Lei Feng is a combination historical figure and official legend. The official Communist Party story goes something like this:
Lei Feng was born to peasant parents in Hunan Province in 1940. Still an infant, he became an orphan when Japanese occupying soldiers shot his father. Shortly afterward, an evil landlord drove his mother to suicide. Lei Feng was rescued by the Party and was raised to become a soldier in the Peoples’ Liberation Army, PLA, and a member of the Communist Party. In 1962, Lei Feng was killed in a work related accident. A truck he was directing backed up into a telephone pole which fell and struck the young worker.
The Party and government launched the “Learn From Comrade Lei Feng” campaign the next year. Conveniently, there were many photos of him and his diary was published. Chinese citizens were told to follow the example of Lei Feng’s “screw spirit”. That is in regard to a diary notation in which he explained his goal to be a “never rusting screw in China’s revolutionary machine.” Lei’s diary was filled with entries expressing admiration for Chairman Mao Zedong.
The first propaganda campaign was a part of a major effort to improve Mao’s public image, that had taken quite a beating after the “Great Leap Forward” program. Most scholars and much of the public believe that the book was a total fabrication of the Party’s propaganda department. Of interest are twelve photos of Lei Feng (or someone resembling him) performing his humble, but heroic deeds. The images are of very good, professional grade.
Oddly, Lei Feng was supposedly an unknown and obscure citizen who only performed very mundane tasks. Under normal circumstances would there be a reason for a professional photographer to record such events nor to document the life of such a humble citizen? Despite Lei Feng’s obscurity, the propaganda displays, in great detail, information about Lei’s life and his devotion to virtuous, moral and patriotic actions.
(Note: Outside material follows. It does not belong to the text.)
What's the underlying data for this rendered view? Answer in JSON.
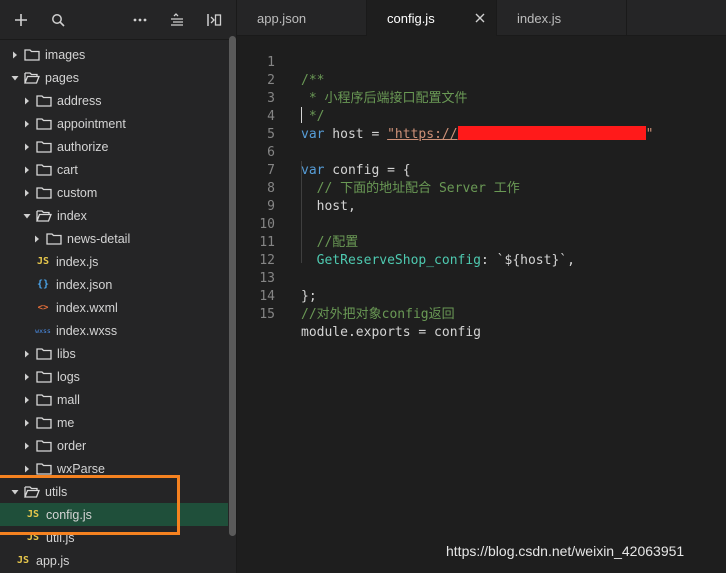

“We should treat comrades like the breeze in spring, work hard like summer’s sunshine, conquer difficulties like the autumn’s bise sweeping withered leafs, and treat the enemy as ruthless as the cold winter.”–Lei Feng
These days, Learn From Lei Feng Day is encouraged by official Chinese institutions and has been endorsed by all the Premiers since the days of Mao Zedong. Community and school events take place to pick up litter in parks and clean up schools and streets.
Despite the official endorsements, a recent survey by the Xinhua News Agency found that elementary school pupils have only a vague understanding of Lei Feng’s life. About 70-percent have not even read the diary. Attendance at previously mandatory “biographical” Lei Feng films has been minimal.
“If you are a drop of water, do you moisten an inch of the land? If you are the first sunlight, do you illuminate the dark hours? If you are food, do you foster useful life? If you are one of the smallest screws, will you always stick with the status of your life? If you want to tell us what you are thinking, do you disseminate the most beautiful ideal day and night? When you are alive do you always remember to work hard and realize your efforts will affect future lives and let the world become more beautiful day by day? I would like to ask you, what have you brought about for the future? In our life, we should not only be spenders.”
Older, hardline Chinese citizens still celebrate the life and supposed good deeds of Lei Feng. They remind the Chinese youth that the world needs more of the lessons of humility and devotion that Lei exhibited.
The Blue Jay of Happiness quotes Lei Feng. “To live is to serve the people. Live to make others happy.”